Tabatha continued to have attacks – having nine in ten days where her breathing would stop, her eyes would roll and her body would jerk before losing consciousness – after the worst attack she was unconscious for 40 minutes. Hospital tests revealed she had suffered a seizure and she underwent tests for epilepsy, which proved negative.
It wasn’t until a year after her first attack that Tabatha was diagnosed with Reflex Anoxic Seizure. Still being told it was breathholding, her health visitor had been sent round to teach her how to ‘ignore’ Tabatha’s so-called breath-holding spells, but after talking to Amanda, agreed that she was not breathholding at all and referred her for more investigation.
Meanwhile, Tabatha was due to start pre-school, but the teachers were not comfortable dealing with a child with Tabatha’s symptoms and insisted that she have one-to-one assistance. The family are still hoping to get respite care for Tabatha as it is impossible to leave her with ordinary babysitters – she needs 24-hour care. She sufferers other symptoms such as night terrors, which means she is restless and Amanda can up every hour. When there are four other children to be cared for that makes life very difficult.

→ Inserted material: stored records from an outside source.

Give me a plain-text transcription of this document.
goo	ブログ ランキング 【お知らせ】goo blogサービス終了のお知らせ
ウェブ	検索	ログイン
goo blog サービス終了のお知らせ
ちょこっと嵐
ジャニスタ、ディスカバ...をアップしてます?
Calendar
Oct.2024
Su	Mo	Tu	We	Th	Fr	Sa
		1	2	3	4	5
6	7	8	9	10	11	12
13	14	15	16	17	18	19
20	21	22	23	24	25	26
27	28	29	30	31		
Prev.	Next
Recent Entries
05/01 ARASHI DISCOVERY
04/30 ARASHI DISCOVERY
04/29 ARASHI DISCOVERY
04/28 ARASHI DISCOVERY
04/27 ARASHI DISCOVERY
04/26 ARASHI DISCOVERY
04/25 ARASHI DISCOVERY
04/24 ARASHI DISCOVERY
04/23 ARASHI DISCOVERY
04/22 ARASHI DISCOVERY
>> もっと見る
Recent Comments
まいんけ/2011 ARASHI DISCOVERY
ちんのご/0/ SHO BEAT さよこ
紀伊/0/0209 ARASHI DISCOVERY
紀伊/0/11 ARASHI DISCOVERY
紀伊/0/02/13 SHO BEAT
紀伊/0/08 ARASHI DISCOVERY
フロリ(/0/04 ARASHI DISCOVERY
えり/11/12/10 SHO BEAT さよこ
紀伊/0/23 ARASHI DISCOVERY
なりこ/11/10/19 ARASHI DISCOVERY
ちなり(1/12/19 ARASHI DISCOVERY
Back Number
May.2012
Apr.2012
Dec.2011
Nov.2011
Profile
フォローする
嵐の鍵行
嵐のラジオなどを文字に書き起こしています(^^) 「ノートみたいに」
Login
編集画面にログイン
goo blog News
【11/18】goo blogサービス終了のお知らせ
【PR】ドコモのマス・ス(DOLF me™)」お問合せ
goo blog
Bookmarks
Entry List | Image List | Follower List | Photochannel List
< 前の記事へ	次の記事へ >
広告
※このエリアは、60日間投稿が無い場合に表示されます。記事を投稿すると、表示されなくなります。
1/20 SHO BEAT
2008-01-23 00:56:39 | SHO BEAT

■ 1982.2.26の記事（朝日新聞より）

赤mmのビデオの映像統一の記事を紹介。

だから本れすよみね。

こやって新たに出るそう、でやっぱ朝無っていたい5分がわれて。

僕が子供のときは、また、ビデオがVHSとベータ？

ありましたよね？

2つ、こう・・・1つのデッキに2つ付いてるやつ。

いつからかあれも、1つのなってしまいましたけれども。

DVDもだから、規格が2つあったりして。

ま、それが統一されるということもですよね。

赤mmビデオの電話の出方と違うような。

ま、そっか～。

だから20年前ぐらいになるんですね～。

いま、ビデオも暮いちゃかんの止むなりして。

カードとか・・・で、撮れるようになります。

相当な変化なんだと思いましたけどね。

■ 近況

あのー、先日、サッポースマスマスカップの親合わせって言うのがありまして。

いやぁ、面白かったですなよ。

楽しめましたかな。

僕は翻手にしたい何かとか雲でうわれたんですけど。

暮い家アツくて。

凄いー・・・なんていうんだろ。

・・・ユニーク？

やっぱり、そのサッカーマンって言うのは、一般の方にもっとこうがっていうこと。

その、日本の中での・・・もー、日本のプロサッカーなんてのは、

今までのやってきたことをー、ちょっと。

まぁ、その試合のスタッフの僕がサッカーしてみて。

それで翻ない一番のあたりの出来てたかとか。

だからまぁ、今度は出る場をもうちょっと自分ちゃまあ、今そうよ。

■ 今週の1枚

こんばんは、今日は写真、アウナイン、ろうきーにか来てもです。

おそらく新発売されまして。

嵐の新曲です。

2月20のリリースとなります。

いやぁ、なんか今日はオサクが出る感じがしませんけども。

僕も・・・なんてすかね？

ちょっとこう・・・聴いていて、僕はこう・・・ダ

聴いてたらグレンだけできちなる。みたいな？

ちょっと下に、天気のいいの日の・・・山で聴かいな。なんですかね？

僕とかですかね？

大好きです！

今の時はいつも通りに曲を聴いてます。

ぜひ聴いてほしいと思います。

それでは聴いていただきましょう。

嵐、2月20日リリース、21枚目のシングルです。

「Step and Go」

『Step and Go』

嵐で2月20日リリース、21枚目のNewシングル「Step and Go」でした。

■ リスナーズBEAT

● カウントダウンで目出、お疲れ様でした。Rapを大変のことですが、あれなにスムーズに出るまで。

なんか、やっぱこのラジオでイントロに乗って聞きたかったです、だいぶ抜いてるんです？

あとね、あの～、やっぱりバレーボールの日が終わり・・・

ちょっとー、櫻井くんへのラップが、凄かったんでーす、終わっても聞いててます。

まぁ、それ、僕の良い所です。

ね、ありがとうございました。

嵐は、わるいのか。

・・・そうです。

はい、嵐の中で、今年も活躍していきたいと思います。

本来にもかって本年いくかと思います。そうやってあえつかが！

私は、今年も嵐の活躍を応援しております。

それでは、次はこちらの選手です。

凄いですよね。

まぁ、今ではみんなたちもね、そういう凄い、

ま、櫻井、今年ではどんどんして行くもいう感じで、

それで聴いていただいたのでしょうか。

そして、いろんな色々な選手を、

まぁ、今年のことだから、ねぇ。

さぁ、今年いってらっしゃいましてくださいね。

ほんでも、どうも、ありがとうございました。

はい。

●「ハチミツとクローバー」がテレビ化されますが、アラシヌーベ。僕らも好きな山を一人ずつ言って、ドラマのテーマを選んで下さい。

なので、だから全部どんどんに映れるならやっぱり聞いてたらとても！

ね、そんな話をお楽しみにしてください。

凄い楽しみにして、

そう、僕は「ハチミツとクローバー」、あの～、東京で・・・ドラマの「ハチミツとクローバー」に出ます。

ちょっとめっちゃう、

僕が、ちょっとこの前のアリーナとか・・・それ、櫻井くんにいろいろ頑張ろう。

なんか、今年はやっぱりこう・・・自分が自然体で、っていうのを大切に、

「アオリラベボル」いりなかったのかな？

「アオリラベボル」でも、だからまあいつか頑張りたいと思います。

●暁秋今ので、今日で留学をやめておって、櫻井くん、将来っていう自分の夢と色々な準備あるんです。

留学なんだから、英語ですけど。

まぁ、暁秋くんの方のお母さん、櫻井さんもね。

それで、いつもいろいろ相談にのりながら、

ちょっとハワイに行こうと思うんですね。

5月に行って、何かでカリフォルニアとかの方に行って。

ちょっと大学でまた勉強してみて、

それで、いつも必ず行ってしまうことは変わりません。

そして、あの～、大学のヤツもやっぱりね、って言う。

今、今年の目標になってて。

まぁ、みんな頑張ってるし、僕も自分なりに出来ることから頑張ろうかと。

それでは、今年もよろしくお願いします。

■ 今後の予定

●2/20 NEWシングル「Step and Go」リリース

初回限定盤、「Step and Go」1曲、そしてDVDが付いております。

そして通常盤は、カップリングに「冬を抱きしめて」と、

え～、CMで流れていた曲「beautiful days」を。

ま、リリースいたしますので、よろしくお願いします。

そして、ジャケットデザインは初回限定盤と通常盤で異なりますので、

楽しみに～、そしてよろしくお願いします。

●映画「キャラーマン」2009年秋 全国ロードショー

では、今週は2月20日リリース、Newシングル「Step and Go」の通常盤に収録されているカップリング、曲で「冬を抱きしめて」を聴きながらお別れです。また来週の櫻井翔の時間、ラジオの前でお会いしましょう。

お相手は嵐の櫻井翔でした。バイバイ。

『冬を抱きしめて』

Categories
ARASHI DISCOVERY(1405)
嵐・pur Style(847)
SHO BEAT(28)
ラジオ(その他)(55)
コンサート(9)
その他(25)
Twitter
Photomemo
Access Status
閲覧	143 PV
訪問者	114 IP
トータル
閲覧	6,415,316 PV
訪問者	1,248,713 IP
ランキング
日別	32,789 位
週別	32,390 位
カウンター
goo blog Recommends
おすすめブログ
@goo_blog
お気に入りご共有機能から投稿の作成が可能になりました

The attacks come in batches and in between, it is easy to forget the disruption they cause:
“When she hadn’t had one for three months, she was a totally different child. But then they started again, though much worse, now outside the home as well as just with me. It gets me down when she is having a batch of attacks. I feel so lonely – nobody ‘gets’ it. If it was epilepsy, there would be proper treatment. I wonder, ‘will it never end?’”
Many children with RAS do grow out of full-blown attacks, but Amanda worries about Tabatha’s future:
“I don’t think Tabatha will grow out of them. When she’s at school, will she be able to use the swimming pool? I worry that the teachers won’t take it seriously enough. When she’s older, will she be invited to people’s houses to play? When I think about it, it is overwhelming.”
Amanda tries to make sure she finds time for herself, as well as being mum to five, to keep herself sane. She’s even found time to raise money for the charity STARS, which helps families like hers suffering from RAS. But she says simply that when Tabatha is having RAS attacks, ‘normality stops.’